CJ did not terminate the town … but he gave it some serious thought
“That was another idea we had floating around, because CJ (Djimon Hounsou) is our extinctionist. He has seen more of mankind’s downfall than David Pilcher. He was there watching the world fall apart, so CJ has this epic knowledge of watching the downfall of mankind and we were leading up to this moment where he’s waiting after everyone’s gone into the suspension pods, he has this moment of, ‘Is it our time? Should I do it?’ and we really debated whether he was going to push that button. But it didn’t feel like that was keeping with his character. He was an inherently decent man and he’s not going to murder the rest of the town.”
The Kerry/Abbie cliffhanger does not have anything to do with Adam Hassler
“I don’t think the intention was for Adam Hassler (Tim Griffin) to have anything to do with it.”
But it is left open-ended for a reason
“Two things – Kerry going out beyond the fence is a little open-ended. Did she do what she set out to do? That remains to be seen,” says Crouch. “And 2, the baby — the idea is that humans evolved into abberations, but evolution doesn’t stop, even for the Abbies, so the idea is what are the Abbies going to become? Are they going to become something more human? Are they going to get worse? And now the town’s back in suspended animation, so we wanted to drop that breadcrumb of what world might be waiting for them when they emerge from the suspension pods.”
There is an idea for Season 3 in place
“We came up with a three-season arc, so in a perfect world, if we have the chance, we would conclude ‘Wayward Pines’ in a third season. And that would be it, we would be done,” says Crouch.
He adds, “I think we’ve set up a pretty big premise with the idea of half of Wayward Pines going back into suspension and what awaits them when they step out? What happens to those who were left behind? And what is the state of the Abbies when we find them?
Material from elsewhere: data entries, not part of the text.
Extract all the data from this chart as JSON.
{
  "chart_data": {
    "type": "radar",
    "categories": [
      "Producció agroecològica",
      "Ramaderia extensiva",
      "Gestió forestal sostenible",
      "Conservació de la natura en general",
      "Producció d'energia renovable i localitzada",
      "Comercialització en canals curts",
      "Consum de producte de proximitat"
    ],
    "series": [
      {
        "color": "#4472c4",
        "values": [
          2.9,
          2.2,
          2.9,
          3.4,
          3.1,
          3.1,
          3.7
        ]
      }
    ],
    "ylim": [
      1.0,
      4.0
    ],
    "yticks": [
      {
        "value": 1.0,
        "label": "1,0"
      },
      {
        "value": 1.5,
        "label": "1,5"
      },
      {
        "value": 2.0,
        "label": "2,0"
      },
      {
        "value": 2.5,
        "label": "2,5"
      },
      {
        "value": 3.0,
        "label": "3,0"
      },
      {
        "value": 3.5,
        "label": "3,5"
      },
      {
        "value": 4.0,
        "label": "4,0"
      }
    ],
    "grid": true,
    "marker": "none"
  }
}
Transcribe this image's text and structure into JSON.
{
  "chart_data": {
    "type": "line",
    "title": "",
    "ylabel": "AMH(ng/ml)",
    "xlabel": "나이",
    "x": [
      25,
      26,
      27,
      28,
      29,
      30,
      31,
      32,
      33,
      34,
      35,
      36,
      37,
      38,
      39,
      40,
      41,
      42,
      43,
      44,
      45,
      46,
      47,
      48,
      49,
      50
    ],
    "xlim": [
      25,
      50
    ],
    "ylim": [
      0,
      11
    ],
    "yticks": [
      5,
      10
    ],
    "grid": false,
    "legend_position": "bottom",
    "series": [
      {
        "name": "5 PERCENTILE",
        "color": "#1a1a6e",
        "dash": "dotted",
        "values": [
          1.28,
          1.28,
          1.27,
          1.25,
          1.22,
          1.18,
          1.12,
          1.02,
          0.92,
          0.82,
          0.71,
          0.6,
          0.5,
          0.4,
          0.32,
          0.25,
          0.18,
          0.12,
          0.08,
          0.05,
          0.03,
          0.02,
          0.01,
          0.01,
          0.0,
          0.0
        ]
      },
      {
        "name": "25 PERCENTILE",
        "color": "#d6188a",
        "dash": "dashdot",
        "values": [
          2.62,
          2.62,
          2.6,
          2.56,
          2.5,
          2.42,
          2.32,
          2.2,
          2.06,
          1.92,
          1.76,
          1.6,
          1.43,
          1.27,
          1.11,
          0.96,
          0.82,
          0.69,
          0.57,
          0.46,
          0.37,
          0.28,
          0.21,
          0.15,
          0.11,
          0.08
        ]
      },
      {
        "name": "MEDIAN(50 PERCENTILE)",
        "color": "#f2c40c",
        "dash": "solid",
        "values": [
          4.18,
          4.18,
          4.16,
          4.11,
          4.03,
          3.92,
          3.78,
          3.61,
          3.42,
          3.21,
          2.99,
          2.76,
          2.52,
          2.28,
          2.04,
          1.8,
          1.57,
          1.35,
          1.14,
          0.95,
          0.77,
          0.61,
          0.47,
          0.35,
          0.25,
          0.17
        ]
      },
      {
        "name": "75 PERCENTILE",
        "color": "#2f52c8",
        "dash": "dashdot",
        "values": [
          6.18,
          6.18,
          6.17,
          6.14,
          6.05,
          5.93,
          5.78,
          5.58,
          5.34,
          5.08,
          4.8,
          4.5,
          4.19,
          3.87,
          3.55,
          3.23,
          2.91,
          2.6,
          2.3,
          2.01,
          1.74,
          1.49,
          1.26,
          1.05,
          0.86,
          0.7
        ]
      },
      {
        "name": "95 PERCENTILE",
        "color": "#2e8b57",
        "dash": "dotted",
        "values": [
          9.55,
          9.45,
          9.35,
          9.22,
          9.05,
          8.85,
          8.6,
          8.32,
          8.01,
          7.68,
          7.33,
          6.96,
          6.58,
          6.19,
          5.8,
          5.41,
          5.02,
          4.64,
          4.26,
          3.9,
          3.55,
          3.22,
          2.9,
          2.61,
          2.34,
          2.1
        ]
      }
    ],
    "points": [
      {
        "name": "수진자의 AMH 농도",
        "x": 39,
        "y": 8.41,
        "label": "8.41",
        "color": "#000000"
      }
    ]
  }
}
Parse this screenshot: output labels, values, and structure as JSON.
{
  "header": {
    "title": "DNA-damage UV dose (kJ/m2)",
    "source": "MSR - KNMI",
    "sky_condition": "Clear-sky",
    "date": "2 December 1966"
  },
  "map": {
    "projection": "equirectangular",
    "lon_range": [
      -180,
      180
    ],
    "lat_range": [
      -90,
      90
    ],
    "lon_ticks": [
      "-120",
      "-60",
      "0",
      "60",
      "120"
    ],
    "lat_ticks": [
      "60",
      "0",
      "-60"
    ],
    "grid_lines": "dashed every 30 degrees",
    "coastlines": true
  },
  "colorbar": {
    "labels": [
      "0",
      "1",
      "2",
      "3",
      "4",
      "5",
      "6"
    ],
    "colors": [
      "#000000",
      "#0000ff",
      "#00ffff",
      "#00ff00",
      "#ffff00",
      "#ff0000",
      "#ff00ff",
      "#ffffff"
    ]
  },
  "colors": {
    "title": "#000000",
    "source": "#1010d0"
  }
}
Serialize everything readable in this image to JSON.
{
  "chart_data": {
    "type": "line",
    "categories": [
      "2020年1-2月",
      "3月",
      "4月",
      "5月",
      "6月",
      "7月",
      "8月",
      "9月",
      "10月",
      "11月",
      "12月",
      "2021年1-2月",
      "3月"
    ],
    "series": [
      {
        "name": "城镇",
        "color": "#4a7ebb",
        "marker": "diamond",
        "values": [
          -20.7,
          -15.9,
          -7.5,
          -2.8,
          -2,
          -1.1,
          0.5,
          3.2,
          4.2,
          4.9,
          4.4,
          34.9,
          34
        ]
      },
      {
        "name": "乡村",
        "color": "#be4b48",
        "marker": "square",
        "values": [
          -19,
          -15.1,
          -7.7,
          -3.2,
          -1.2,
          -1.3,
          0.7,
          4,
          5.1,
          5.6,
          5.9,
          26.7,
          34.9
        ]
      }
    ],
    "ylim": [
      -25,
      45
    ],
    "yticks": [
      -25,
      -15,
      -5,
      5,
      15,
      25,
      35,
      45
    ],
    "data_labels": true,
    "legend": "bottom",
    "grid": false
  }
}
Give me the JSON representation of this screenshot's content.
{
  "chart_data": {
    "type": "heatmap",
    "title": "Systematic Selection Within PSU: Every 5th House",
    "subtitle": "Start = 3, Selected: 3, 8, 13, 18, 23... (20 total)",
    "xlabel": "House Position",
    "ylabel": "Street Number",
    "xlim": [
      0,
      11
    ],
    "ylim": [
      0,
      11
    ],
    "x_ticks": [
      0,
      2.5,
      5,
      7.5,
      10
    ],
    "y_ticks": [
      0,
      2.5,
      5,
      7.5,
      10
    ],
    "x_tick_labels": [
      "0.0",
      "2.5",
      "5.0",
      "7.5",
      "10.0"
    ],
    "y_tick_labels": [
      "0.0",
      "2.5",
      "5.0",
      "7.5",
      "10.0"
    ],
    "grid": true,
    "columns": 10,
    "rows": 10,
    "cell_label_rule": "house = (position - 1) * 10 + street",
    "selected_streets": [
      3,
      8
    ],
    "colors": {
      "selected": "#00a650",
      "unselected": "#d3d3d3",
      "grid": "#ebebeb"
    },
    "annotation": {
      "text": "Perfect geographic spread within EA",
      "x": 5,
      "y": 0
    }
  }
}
“‘Wayward Pines’ has always been about mankind and the idea that our time here on the Earth is not infinite. We are a blink of the eye in terms of the evolutionary forces that go on in the universe. We’re here for a minute, but we feel like we’ve always been here and we will always be here — and that’s not the case. So the questions that interest us are if mankind is facing extinction, like definitely, absolute extinction, what is that final phase like if a species is aware of its own demise? Humanity knowing that it’s the last of its kind, what does that level of awareness look like? Do we face that bravely? Are we afraid? … We’ll see, if we’re lucky enough to continue the story.”
But don’t expect a happily ever after ending
“I hope [the series finale] would stay true to the theme and the tone we’ve established. I wouldn’t want to sell it out and go for some cheesy, hokey ending just for the sake of letting the audience be happy in the last moment and I don’t think the audience would want that either. I would want a real ending that is honest and would probably have some incredible poignancy and bittersweet moments. The idea of what the last episode looks like is very exciting.”